All Four NM Metro Areas Add June Jobs

All four New Mexico metro areas added jobs in June, something of a rarity. The Department of Workforce Solutions released the numbers today in its Labor Market Review newsletter.
The metro areas accounted for 11,000 new wage jobs (not seasonally adjusted) in the year from June 2015 to June 2016. Rural counties generated 3,000 new wage jobs, year over year, to produce the statewide total of 14,000 jobs. The statewide job growth was a 1.7%, good for a heady 25th place among state job growth rates. New Mexico tied with Ohio. One can just imagine Susana Martinez and John Kasich jointly touting their state’s “success.”
Metro Albuquerque added 9,100 jobs, a 2.4% increase, with 1,000 in Santa Fe, 800 in Las Cruces and 100 in Farmington.
In Albuquerque, education and health services (i.e., mostly Medicaid) showed 3,500 new wage jobs, year over year. Professional and business services, full of basic industry types such as computer consultants, showed 2,500 new jobs, followed by leisure and hospitality with 1,900 jobs. The three sectors produced 7,900 jobs, over the year, 87% of metro Albuquerque’s new jobs.
Education and health services had 800 new jobs in Santa Fe over the year with another 500 from leisure and hospitality (tourism). Together the two sectors found 1,300 new jobs, year over year, meaning that all other economic activity in the City Different combined to lose 300 jobs. DWS reminded us that the City of Santa Fe will lay off 40 employees to closed a $12 million (or so) budget hole.
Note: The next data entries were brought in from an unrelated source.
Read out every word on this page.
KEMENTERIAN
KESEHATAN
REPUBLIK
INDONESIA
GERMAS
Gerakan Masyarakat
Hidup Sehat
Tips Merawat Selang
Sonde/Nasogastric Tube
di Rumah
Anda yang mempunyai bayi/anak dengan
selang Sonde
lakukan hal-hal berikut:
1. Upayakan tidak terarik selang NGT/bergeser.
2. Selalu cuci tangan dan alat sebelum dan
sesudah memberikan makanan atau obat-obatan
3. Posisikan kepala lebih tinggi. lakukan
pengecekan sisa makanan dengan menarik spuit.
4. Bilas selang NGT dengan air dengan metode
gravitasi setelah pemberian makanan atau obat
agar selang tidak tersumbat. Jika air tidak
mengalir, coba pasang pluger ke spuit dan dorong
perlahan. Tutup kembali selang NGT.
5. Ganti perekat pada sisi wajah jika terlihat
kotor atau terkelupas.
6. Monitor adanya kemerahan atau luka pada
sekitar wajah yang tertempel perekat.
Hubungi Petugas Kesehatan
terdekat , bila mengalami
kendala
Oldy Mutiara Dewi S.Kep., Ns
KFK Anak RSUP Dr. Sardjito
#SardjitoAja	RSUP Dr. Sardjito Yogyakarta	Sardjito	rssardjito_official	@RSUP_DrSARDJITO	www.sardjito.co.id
The job losers, all classified as 90-day emergency hires, have been employed for up to eight years.
In Las Cruces, education and health services dominated with 1,000 new jobs, 200 more than the metro’s 800 new jobs.

Friday, July 22, 2016

Seasonally Adjust the Job Numbers and Nice Increase Drops 45%

No real new news came from the June jobs release this afternoon from the Department Workforce Solutions. The year over year (June 2015 to June 2016) wage job increase figure did improve to 14,000, almost five times the 2,900 new jobs reported from May 2015 to May 2016. So I guess that’s news. The performance is not considered statistically significant by the Bureau of Labor Statistics, which also released figures today.
On a seasonally adjusted basis, the BLS said, the year over year increase as 7,700, or 0.93%. Seasonally adjusted, the state has added 2,000 jobs since April. Not much.
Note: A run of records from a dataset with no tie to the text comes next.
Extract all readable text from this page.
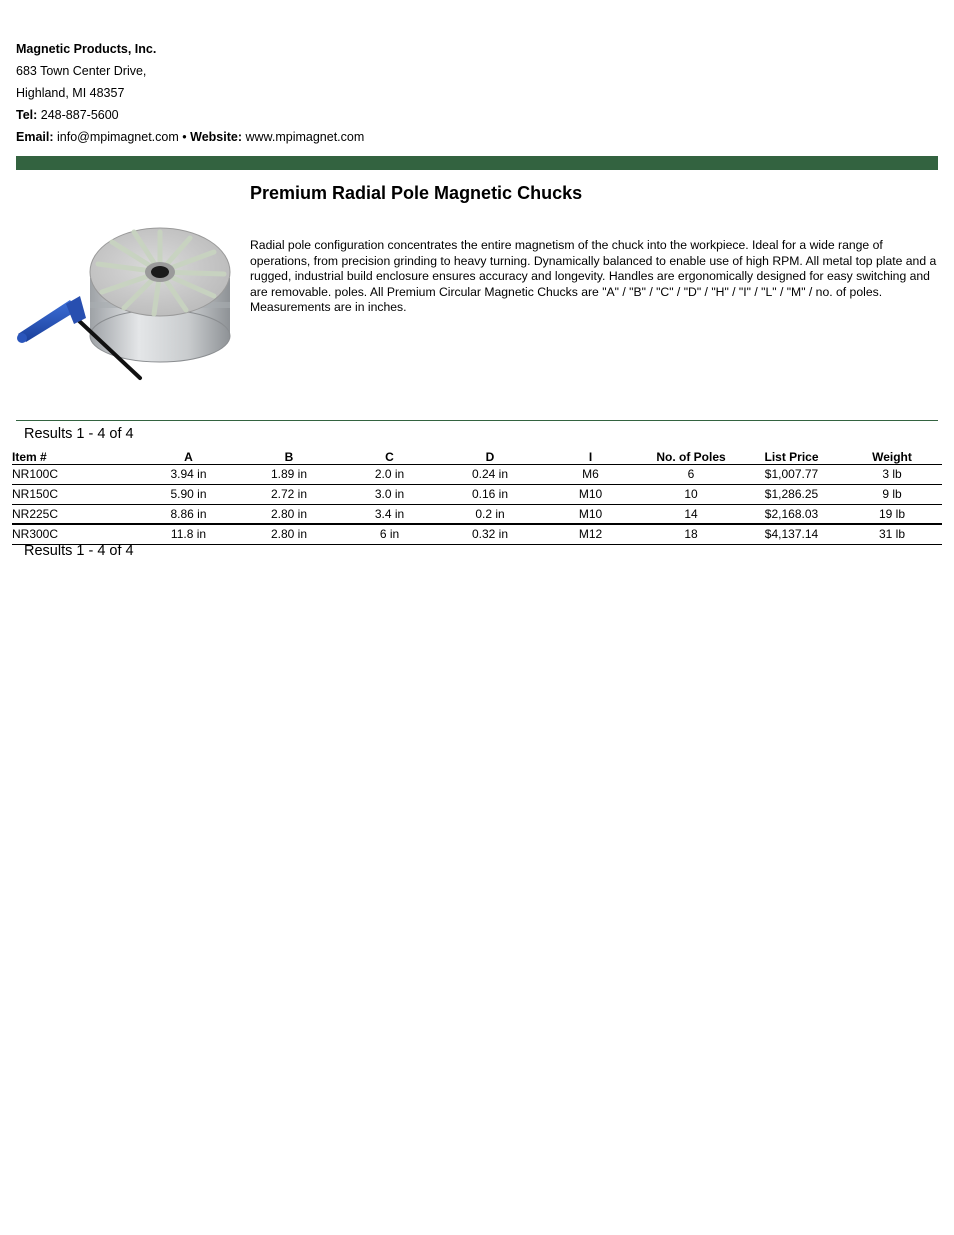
Magnetic Products, Inc.
683 Town Center Drive,
Highland, MI 48357
Tel: 248-887-5600
Email: info@mpimagnet.com • Website: www.mpimagnet.com
Premium Radial Pole Magnetic Chucks

Radial pole configuration concentrates the entire magnetism of the chuck into the workpiece. Ideal for a wide range of operations, from precision grinding to heavy turning. Dynamically balanced to enable use of high RPM. All metal top plate and a rugged, industrial build enclosure ensures accuracy and longevity. Handles are ergonomically designed for easy switching and are removable. poles. All Premium Circular Magnetic Chucks are "A" / "B" / "C" / "D" / "H" / "I" / "L" / "M" / no. of poles. Measurements are in inches.

Results 1 - 4 of 4
Item #	A	B	C	D	I	No. of Poles	List Price	Weight
NR100C	3.94 in	1.89 in	2.0 in	0.24 in	M6	6	$1,007.77	3 lb
NR150C	5.90 in	2.72 in	3.0 in	0.16 in	M10	10	$1,286.25	9 lb
NR225C	8.86 in	2.80 in	3.4 in	0.2 in	M10	14	$2,168.03	19 lb
NR300C	11.8 in	2.80 in	6 in	0.32 in	M12	18	$4,137.14	31 lb
Results 1 - 4 of 4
At 6.2%, the state’s June unemployment rate remains statistically significantly higher than the national rate of 4.9%.
The same-old-same-old is that 70% of the increase, or 9,800 jobs, came from the education and health services sector, which mostly means Medicaid.
Another 5,300 jobs came from leisure and hospitality, which is mostly tourism and is having a good year, according to the Tourism Department. The sector’s 5.9% increase was the largest, DWS said, since sector sectors began in 1990.
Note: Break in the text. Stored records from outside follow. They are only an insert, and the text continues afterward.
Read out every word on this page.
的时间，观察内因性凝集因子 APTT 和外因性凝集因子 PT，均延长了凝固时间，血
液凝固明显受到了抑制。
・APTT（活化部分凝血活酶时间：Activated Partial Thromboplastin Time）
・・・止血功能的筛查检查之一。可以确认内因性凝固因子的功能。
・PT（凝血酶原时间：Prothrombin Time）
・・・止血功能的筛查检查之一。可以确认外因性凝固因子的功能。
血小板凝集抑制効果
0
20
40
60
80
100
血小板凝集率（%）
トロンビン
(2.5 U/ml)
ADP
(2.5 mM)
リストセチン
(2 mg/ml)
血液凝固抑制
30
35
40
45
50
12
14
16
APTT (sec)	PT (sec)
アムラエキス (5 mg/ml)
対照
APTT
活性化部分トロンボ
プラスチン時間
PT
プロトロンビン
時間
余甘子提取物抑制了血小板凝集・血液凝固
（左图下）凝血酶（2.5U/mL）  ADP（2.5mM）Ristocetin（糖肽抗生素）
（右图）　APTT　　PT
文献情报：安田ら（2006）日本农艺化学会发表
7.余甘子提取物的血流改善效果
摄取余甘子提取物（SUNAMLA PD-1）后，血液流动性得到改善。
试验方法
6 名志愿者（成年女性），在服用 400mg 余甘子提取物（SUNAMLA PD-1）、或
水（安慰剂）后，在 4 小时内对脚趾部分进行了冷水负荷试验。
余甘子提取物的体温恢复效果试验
Mining (mostly oil and gas production) and logging added 400 jobs during May. The year over year loss was 5,900 jobs, the smallest since November 2015. This report is consistent with national reports that oil production firms are adding a few jobs.
Between May and June unemployment grew another 332 people, a 13.2% jump, and at 9.7% ranked third highest in the state. The Farmington unemployment rate is 9.1%.
Professional and business services, home to landscape architects and technical consultants, added 3,900 jobs over the year, a nice 3.8% increase. The PBS sector reclaimed the 100,000-job level in April.